A number of key management personnel, or their related parties, hold positions in other entities that result in them having control or significant influence over the financial or operating policies of those entities. Certain of these entities transacted with the Company during the reporting period. The Company has determined that key management personnel consists of members of the Company's Board of Directors and Executive Officers.

(a) During fiscal 2021 and 2020 the Company incurred executive management compensation to key management personnel as follows:

2021$ 2020$
Mr. Nugent -President, CEO and Director - 15,000
Mr. DeMare -CFO, Corporate Secretary and Director - 3,000
Mr.Atkinson-Director - 3,000
Mr.DiPasquale-Director - 3,000
Mr.Siemens–Director - 3,000
- 27,000

Effective October 1, 2019 the Company's officers and its directors voluntarily suspended their compensation.

See also "Financial Condition / Capital Resources".

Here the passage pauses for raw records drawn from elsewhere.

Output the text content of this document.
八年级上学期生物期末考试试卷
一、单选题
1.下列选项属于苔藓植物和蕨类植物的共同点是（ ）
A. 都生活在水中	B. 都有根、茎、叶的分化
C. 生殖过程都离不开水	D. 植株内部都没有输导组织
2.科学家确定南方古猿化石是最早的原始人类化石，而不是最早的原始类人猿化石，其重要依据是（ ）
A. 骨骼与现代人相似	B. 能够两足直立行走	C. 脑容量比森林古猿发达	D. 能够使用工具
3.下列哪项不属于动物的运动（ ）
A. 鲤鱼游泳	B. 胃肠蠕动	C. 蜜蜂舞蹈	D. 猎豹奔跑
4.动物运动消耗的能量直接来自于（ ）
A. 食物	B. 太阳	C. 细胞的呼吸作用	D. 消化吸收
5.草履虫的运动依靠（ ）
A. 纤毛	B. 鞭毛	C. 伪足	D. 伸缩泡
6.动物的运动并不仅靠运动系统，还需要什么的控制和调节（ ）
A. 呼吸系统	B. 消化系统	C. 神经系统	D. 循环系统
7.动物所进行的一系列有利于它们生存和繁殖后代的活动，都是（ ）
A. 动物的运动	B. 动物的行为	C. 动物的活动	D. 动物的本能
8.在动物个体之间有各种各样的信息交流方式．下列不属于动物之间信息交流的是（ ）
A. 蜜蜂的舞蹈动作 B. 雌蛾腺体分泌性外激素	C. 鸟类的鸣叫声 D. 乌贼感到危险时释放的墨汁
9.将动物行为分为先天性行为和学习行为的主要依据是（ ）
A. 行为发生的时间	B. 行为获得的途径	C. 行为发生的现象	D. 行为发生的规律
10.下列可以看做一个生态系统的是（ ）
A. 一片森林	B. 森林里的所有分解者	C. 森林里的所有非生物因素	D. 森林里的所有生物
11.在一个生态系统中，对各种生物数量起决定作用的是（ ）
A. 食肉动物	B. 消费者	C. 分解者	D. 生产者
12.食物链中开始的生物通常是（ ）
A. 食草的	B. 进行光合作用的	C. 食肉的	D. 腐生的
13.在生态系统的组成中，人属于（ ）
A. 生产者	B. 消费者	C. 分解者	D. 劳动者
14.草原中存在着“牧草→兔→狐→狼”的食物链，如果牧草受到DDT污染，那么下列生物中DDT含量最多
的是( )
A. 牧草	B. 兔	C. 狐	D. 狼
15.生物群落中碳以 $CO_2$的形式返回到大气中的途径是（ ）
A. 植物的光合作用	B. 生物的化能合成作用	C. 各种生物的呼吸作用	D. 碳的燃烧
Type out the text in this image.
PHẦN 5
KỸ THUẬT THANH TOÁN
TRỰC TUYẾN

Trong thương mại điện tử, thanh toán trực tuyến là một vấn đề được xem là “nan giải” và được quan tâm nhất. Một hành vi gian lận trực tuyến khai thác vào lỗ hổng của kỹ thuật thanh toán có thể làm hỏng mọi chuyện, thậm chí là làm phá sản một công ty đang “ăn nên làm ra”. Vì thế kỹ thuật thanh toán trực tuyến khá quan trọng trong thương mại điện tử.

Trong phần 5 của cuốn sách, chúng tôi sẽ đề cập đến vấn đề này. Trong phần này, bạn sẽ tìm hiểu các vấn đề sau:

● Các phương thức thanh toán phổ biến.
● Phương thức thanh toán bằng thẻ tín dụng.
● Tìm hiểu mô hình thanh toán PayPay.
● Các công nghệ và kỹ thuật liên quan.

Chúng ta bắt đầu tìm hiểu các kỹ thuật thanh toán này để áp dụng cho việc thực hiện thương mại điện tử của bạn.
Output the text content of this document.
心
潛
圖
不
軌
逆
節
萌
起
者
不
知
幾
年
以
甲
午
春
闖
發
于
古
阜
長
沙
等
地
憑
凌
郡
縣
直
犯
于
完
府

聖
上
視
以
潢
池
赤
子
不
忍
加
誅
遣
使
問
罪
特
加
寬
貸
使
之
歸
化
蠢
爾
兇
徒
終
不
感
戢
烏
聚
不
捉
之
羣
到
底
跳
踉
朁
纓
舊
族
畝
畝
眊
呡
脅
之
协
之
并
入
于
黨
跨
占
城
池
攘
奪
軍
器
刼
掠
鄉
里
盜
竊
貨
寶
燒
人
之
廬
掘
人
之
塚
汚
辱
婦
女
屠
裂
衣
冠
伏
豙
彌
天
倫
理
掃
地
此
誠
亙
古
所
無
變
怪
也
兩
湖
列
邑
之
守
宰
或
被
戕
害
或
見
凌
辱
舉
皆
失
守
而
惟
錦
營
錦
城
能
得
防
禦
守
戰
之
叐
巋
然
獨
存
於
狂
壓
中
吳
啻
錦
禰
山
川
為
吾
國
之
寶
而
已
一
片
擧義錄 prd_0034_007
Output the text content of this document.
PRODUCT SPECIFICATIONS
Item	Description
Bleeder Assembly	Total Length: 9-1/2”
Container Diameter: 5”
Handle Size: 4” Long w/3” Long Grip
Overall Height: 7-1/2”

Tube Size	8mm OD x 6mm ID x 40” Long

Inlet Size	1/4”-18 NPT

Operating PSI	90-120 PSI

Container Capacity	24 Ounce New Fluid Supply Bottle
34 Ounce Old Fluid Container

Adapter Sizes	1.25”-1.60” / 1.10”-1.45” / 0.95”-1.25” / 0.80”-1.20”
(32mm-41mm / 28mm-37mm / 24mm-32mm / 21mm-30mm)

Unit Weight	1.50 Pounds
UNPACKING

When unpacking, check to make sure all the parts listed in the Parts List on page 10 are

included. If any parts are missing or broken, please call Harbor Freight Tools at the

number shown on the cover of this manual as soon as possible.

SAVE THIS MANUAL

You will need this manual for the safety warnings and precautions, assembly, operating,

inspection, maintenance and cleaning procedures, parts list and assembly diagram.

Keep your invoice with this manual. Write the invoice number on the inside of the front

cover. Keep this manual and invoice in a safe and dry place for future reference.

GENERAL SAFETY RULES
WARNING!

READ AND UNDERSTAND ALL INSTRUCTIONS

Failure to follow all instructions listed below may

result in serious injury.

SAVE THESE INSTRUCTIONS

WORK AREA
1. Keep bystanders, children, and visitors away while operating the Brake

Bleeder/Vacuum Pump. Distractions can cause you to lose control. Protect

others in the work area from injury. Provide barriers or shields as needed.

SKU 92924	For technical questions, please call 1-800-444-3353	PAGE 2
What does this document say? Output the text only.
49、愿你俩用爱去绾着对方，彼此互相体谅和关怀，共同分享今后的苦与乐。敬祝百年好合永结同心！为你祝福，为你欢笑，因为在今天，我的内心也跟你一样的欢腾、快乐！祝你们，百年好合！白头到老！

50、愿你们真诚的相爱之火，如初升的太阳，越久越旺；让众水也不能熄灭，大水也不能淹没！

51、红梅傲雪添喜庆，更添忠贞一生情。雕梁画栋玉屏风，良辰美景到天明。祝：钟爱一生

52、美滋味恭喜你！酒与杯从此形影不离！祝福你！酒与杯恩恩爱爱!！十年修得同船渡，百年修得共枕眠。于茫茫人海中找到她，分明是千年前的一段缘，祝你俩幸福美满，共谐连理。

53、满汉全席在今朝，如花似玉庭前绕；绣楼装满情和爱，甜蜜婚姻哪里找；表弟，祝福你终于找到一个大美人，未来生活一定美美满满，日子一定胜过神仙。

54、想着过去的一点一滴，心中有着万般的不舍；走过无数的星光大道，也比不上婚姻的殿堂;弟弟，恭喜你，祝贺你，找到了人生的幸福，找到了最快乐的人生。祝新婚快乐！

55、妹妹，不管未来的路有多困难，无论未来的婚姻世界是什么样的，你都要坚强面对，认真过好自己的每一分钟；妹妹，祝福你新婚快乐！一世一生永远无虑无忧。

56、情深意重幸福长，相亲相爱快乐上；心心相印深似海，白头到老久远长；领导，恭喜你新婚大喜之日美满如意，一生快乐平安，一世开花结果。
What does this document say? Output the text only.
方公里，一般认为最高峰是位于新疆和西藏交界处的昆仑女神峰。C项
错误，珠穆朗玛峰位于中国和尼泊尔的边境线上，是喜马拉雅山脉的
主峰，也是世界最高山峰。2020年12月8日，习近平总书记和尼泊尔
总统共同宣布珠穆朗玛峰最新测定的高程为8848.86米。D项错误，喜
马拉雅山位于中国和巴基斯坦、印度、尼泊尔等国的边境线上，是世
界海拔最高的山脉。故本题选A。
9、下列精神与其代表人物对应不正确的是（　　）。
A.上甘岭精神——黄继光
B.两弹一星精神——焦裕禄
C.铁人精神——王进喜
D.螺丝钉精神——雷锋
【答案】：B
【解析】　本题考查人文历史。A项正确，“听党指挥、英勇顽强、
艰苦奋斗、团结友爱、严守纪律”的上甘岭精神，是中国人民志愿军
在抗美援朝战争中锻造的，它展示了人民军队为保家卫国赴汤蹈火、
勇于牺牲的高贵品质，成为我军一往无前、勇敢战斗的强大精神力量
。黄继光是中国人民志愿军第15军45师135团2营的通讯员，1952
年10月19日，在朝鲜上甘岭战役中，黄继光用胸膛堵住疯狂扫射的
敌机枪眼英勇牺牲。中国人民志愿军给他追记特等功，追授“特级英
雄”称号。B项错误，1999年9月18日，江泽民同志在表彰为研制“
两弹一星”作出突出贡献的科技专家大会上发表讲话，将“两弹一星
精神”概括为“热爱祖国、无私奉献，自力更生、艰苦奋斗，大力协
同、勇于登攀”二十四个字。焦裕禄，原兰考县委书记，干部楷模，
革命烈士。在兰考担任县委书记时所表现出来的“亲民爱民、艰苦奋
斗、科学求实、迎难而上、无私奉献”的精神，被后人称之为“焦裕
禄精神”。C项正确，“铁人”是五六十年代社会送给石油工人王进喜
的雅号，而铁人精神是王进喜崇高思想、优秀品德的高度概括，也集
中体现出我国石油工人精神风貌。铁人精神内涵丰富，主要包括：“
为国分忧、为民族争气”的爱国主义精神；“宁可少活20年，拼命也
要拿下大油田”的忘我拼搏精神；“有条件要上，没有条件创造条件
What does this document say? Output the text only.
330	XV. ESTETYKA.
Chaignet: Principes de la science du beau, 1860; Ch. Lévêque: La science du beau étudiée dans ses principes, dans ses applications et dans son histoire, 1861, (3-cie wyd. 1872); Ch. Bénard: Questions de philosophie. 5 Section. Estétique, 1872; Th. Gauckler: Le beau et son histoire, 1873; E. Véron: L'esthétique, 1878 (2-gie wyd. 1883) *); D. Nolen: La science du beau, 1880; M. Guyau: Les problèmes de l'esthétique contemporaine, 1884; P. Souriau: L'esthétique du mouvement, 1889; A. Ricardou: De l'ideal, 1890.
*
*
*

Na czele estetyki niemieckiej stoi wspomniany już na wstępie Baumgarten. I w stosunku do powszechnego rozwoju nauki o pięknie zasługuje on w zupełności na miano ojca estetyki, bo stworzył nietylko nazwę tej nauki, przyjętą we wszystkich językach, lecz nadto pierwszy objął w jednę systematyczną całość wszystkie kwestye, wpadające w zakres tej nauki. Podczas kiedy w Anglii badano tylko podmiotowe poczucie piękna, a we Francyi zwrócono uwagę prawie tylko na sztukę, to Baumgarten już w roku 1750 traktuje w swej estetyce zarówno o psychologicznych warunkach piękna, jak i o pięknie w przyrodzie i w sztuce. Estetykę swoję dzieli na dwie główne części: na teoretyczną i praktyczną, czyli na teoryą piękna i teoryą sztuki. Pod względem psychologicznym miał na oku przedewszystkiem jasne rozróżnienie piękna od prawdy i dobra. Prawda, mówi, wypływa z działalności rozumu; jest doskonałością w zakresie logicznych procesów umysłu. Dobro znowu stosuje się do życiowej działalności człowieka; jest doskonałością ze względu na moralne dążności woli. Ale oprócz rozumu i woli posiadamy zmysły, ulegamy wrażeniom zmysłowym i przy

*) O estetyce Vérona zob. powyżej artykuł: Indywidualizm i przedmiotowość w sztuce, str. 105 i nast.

  • (b) During fiscal 2021 the Company incurred a total of $16,300 (2020 $12,200) with Chase Management Ltd. ("Chase"), a private corporation owned by Mr. DeMare, for accounting and administrative services provided by Chase personnel, excluding Mr. DeMare, and $4,020 (2020 - $4,020) for rent. As at June 30, 2021 $2,335 (2020 - $2,135) remained unpaid.
  • (c) During fiscal 2021 certain directors of the Company and their family members purchased a total of 7,800,000 units of the private placement.

Outstanding Share Data

The Company's authorized share capital is unlimited common shares without par value and unlimited preferred shares without par value. As at August 20, 2021, there were 69,913,317 outstanding common shares, 6,250,000 warrants outstanding at an exercise price of $0.05 per common share and 4,000,000 share options outstanding with an exercise price of $0.05 per common share.